The regulator also said that in the months to come, they would again open the application under sandbox technology. Coinciding with the launch of Regulatory Sandbox, a workshop was organised to create awareness about the sandbox and detailed the benefits which will accrue to insure-tech firms and other insurance registered entities.
“Irdai is delighted to offer Sandbox environment to upcoming InsurTech ideas and to nurture them within controlled ecosystem so that the insurance sector in India becomes more competitive in offering world class products and services to customers. The stakeholders’ participation along with CII’s connect in insurance sector including Insur-techs will go a long way to build synergies of partnership,” said Subhash C Khuntia, chairman, Irdai.

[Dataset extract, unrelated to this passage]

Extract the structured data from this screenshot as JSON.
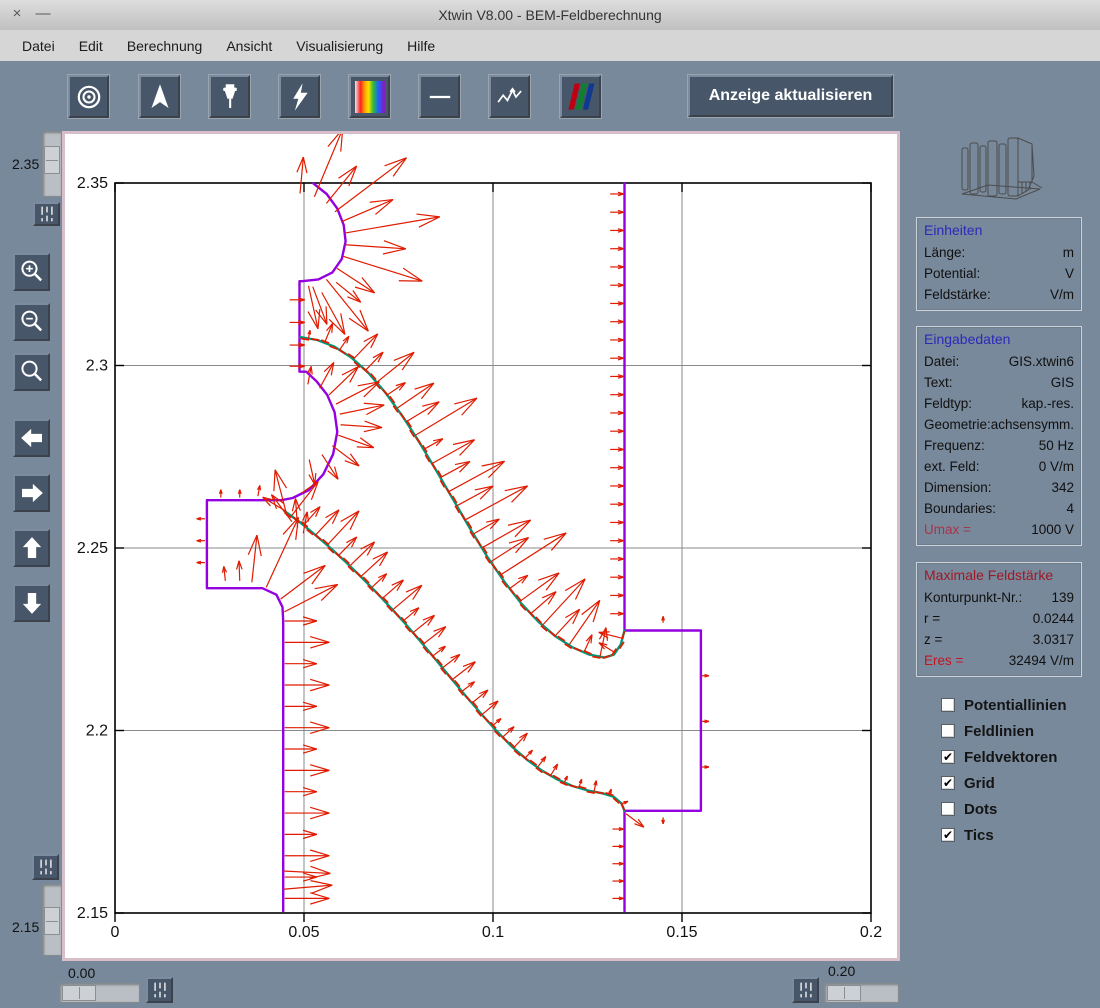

Last month, Irdai had announced guidelines on operational issues pertaining to Regulatory Sandbox. For the sandbox, an applicant should have a net worth of Rs 10 lakh and a proven financial record of at least one year.
The applications can be in insurance solicitation or distribution, insurance products, underwriting and policy and claims servicing, among others. Sujay Banarji, member-distribution, Irdai, said: “Regulatory Sandbox will foster collaboration, and further the interests of all stakeholders that is regulators, insurance companies, start-ups and end consumers.”